NDLR Enfin, la société civile bouge pour apporter son soutien à la Haica, après cette marée médiatique des dernières semaines dénigrant la légitimité de l’action de cette nouvelle institution. Nous étions nous-mêmes à Nawaat en cours de rédaction d’un tel communiqué de soutien, pour lequel nous avions, du reste, commencé à contacter certains de nos amis. C’est avec satisfaction que nous relayons celui-ci en espérant que l’opinion publique réalise ses enjeux. Dommage cependant que nous n’ayons pas été contactés pour y apporter notre soutien également. Aussi, nous le faisons par ces quelques lignes, tout en attirant l’attention sur deux points :

– À ce jour, aucune personne sérieuse n’est en mesure de mettre en doute l’indépendance totale de la HAICA du pouvoir exécutif.

– Sans ce régulateur, à très court terme, le paysage audiovisuel tunisien deviendrait catastrophique.
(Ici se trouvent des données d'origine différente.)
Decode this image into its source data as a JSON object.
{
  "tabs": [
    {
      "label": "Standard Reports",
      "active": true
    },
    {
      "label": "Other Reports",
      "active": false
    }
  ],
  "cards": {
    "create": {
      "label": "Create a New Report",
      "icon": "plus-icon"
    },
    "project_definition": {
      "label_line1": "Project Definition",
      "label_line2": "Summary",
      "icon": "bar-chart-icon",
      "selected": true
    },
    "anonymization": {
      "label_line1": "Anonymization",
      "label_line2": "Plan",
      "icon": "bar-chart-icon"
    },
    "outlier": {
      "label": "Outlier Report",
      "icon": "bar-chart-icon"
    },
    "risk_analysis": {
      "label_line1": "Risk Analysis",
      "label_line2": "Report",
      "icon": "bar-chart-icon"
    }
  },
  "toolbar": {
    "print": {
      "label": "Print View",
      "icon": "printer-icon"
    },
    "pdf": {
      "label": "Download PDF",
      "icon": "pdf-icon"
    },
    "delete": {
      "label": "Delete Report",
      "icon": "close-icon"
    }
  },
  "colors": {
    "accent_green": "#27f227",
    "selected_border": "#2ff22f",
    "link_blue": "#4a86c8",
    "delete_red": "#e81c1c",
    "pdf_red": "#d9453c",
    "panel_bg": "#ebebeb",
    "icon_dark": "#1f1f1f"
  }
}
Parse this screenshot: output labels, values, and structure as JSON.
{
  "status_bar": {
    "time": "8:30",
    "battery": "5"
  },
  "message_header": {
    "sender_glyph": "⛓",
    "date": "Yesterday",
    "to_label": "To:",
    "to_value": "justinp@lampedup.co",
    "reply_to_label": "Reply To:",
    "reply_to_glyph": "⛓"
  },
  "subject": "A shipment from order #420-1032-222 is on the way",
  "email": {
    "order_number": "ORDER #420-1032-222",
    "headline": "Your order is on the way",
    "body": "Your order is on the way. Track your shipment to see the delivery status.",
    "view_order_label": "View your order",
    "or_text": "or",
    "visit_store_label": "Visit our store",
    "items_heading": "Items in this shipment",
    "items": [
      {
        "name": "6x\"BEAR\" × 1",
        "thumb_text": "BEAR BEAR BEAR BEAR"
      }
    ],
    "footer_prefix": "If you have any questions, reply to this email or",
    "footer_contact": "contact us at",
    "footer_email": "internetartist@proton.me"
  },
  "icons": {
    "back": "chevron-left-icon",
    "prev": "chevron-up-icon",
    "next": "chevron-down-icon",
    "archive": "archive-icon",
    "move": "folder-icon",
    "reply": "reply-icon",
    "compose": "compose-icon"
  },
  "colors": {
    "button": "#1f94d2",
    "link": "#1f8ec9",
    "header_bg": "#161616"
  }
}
Sans la HAICA, dont la finalité du travail consiste dans le fait d’assurer et de garantir le pluralisme d’expression, nous pouvons dire adieu à ce besoin d’une information digne de la démocratie que nous souhaitons en Tunisie.

Dès lors, l’indépendance de la HAICA aussi bien du pouvoir politique que de celui des patrons de chaînes de radios et de télévisions relève de la même importance que celle de l’indépendance de la Cour constitutionnelle.

Nawaat.org

Voici le communiqué des ONG signataires :

ARTICLE 19, BBC Media Action, Community Media Solutions (CMS), La Fondation Euro-méditerranéenne de Soutien aux Défenseurs des Droits de l’Homme (REMDH), International Media Support (IMS), Reporters sans frontières (RSF), la fondation Hirondelle, la Coalition Civile pour la Défense de la Liberté d’Expression, l’Association « Vigilance » pour la démocratie et l’État civil, le Syndicat Tunisien des Radios Libres (STRL), la Ligue Tunisienne des Droits de l’Homme (LTDH) expriment leur soutien à la Haute Autorité Indépendante de la Communication Audiovisuelle (HAICA) et réitèrent leur plein appui à ses efforts pour la régulation de la scène audiovisuelle, en vue de garantir l’indépendance, le pluralisme et la diversité des médias en Tunisie.

ARTICLE 19 et les organisations susmentionnées regrettent que la HAICA, qui célèbre, le 3 mai 2014, son 1er anniversaire, et qui représente un acquis fondamental pour la Tunisie en cette phase de transition démocratique, soit la cible d’attaques visant à freiner son rôle de régulateur.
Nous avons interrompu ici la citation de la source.